On Painting
Painting, it seems to me, is fragile. Painting can be a technical transportation problem and a pleasure or a burden—but this technical transportation of paint from the painting table to the canvas has as little to do with painting as a pianist’s finger movements have to do with music.
Painting flashes up in the moment where the colours come together into a colour sound or harmony. It is a very brief moment, and quite a fierce process. At first, one paints about on a canvas for weeks, and nothing happens. But then, all of a sudden, I can see how something wants to emerge from the chaotic confusion of my paints. Almost as if the painting had a will of its own—almost as if it were a living creature. For a moment, it pauses. Then this painting appears in its fullness. Then I can quite suddenly stop the whole process of paint transportation. Every additional brushstroke would damage the painting.
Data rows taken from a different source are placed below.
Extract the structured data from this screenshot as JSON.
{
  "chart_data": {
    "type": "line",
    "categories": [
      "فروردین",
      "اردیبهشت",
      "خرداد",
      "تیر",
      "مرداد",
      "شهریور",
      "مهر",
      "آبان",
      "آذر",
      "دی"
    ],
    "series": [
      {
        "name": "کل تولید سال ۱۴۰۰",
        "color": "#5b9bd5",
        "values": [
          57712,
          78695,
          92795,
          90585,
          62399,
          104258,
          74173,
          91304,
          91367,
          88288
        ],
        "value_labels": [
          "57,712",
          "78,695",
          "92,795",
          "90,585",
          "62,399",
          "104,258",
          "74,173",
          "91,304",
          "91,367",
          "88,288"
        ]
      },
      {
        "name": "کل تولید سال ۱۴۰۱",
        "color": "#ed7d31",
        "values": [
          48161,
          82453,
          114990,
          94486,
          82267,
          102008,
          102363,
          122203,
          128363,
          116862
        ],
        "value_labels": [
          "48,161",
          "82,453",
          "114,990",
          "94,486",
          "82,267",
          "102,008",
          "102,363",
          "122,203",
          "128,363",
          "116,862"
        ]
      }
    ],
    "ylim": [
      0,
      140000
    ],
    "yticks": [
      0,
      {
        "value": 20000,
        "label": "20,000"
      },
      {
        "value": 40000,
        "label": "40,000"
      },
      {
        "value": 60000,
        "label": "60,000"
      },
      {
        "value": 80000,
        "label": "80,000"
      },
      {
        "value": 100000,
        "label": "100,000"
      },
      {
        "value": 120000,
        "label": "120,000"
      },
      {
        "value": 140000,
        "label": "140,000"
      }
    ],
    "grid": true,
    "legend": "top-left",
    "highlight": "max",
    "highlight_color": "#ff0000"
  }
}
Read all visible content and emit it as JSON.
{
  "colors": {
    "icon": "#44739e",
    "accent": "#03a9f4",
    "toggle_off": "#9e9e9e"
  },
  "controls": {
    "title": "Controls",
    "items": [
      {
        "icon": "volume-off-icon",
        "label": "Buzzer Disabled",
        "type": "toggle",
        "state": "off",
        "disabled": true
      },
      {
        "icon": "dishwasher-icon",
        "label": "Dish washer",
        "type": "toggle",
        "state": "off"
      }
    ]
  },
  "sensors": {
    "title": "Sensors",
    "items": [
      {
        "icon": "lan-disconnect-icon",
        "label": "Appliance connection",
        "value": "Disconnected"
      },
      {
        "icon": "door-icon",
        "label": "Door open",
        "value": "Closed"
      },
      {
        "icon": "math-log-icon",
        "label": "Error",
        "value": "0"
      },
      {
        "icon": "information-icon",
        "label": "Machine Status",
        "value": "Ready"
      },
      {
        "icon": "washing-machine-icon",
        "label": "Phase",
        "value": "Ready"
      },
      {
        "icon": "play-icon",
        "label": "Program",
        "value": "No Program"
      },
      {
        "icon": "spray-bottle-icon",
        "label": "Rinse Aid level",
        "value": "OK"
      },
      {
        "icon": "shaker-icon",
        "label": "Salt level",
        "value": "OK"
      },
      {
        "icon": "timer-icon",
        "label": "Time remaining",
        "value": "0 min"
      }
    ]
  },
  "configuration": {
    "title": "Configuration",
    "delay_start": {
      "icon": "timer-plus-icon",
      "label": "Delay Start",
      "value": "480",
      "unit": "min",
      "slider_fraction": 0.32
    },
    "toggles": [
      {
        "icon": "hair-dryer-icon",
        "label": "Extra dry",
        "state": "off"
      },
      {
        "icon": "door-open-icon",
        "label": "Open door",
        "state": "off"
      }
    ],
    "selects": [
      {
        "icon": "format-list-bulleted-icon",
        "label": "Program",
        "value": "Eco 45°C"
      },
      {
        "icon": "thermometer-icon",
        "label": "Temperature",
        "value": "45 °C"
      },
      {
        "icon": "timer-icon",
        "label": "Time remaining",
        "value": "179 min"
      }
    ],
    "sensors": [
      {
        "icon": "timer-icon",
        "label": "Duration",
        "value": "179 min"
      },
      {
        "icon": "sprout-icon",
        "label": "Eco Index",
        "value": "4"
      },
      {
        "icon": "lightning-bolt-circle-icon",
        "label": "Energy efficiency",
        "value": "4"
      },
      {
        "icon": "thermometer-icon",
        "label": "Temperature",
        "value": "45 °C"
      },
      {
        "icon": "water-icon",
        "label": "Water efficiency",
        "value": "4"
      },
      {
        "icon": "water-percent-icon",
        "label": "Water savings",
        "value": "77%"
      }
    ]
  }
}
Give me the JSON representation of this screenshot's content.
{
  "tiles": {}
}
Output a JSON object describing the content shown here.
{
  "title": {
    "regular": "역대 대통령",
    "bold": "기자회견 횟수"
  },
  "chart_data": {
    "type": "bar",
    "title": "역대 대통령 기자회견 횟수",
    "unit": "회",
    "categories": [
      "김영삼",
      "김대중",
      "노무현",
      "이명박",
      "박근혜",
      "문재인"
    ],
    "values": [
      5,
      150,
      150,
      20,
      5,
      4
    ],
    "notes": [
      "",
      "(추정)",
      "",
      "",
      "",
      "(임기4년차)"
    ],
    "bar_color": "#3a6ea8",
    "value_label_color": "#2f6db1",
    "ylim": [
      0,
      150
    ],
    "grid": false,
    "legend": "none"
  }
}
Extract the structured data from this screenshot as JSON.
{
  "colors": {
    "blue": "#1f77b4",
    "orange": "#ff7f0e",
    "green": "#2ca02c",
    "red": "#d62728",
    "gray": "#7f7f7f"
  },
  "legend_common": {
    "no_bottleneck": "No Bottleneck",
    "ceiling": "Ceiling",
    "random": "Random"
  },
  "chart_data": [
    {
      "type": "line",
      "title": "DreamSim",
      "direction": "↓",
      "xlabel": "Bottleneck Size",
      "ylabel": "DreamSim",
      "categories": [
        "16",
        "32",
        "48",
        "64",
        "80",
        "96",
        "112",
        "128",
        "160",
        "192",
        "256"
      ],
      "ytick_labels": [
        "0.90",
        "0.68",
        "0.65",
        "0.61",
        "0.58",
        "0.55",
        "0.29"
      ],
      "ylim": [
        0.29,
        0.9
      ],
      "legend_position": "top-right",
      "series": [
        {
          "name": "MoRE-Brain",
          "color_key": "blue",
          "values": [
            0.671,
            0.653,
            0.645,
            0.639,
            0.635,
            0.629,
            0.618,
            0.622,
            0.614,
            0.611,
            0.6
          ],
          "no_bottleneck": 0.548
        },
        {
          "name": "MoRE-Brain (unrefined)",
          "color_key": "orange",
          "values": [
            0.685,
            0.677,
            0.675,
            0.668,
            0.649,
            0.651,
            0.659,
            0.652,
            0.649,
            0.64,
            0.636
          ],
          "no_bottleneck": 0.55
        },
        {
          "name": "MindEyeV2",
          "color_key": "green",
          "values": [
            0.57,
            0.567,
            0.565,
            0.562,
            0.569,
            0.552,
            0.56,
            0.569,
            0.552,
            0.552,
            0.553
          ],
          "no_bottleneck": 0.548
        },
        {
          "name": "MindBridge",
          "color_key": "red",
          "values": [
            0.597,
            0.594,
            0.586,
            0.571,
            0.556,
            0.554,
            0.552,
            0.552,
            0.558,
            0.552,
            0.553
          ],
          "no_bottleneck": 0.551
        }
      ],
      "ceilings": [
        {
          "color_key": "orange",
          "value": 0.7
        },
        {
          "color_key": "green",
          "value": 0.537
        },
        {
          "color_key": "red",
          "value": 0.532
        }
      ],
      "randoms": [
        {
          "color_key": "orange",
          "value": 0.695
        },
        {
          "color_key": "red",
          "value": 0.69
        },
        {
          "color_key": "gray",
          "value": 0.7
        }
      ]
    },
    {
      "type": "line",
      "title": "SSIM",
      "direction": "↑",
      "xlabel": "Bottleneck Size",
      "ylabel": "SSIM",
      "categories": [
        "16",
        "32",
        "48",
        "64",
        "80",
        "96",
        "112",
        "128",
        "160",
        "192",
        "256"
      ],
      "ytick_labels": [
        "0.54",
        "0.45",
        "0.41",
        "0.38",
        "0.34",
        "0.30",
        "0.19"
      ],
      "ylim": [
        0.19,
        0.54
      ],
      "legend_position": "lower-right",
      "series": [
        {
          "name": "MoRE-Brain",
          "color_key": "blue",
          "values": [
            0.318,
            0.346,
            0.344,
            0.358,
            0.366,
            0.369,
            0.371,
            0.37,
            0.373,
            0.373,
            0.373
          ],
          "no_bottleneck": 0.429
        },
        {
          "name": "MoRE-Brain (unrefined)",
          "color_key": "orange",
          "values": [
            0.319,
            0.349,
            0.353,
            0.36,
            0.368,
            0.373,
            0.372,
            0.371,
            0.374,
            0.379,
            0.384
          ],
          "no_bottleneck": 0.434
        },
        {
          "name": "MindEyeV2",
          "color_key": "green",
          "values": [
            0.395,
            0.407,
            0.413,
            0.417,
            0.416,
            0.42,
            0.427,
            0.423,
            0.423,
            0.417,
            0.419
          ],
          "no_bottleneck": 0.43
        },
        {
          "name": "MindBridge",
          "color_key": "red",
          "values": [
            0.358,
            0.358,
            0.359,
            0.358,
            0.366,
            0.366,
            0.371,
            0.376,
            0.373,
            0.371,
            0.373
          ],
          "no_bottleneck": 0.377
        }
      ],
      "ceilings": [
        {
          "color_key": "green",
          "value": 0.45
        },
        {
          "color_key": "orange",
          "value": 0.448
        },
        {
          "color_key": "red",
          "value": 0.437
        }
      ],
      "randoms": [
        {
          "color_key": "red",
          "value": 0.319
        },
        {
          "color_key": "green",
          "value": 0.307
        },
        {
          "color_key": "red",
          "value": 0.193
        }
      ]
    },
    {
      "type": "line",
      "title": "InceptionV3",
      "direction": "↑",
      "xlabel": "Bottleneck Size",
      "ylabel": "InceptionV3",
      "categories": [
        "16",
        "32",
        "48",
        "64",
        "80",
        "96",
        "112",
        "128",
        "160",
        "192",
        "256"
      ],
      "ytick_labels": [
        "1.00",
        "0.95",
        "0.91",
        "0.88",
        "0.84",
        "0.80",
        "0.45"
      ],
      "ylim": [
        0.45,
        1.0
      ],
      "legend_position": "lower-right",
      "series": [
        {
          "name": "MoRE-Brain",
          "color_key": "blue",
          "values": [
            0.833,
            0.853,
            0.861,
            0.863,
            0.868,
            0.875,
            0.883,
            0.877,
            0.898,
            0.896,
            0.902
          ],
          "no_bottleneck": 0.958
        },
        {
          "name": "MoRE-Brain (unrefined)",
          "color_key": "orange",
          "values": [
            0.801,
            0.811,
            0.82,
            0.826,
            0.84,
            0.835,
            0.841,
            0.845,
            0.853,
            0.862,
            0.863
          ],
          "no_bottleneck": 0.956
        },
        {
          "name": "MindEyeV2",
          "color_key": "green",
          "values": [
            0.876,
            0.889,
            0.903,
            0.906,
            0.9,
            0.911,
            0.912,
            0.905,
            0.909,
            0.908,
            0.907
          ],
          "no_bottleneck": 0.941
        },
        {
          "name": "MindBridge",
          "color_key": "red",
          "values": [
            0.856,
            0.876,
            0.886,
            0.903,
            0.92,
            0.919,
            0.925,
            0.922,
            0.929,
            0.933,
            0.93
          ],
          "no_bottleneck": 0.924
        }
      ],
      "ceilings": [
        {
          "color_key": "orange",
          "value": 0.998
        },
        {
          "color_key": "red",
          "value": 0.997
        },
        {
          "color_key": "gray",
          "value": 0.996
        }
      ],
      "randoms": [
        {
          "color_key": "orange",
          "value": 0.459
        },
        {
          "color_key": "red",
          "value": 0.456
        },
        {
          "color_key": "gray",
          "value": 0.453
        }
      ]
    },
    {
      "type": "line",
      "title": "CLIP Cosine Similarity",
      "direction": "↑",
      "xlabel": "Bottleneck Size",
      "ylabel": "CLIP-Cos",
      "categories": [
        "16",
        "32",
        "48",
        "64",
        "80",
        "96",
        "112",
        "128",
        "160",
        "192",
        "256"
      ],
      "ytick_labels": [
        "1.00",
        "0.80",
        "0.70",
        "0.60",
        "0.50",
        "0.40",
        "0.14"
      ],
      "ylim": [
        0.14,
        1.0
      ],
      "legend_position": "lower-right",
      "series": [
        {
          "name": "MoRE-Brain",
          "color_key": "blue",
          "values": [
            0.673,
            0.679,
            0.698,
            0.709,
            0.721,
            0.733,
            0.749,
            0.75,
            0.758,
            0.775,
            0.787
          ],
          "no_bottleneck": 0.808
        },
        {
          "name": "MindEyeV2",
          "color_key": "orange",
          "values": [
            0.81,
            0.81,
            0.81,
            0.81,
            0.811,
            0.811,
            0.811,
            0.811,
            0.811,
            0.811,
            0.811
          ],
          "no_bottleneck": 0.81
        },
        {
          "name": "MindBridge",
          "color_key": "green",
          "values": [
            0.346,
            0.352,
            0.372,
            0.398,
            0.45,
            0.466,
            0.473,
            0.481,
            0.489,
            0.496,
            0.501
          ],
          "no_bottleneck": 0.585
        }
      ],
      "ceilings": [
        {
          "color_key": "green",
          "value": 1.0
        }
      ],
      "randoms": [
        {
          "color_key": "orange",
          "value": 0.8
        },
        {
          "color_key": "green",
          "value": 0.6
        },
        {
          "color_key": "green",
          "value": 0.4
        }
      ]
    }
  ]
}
I am working currently in a balance of incidental and construction moments. I wish my paintings to look a bit as if they had been made by chance operations, and be like a view out of a closed window into a spring garden.
And then this moment of painting remains in a work like a memory. Painting itself, however, has withdrawn again. Often, I paint the next work only to be able to encounter this miracle of painting again. It seems increasingly incredible to me how something can emerge from paints that can touch me so much. This touch is for me painting.
My painting from this year is wilder, more rugged, weathered, offhand, uncomfortable, headstrong, turbulent, passionate, dynamic, impulsive—and my paintings are more beautiful than ever before.
Text by Michael Toenges, 5 December 2019. Courtesy Galerie Albrecht.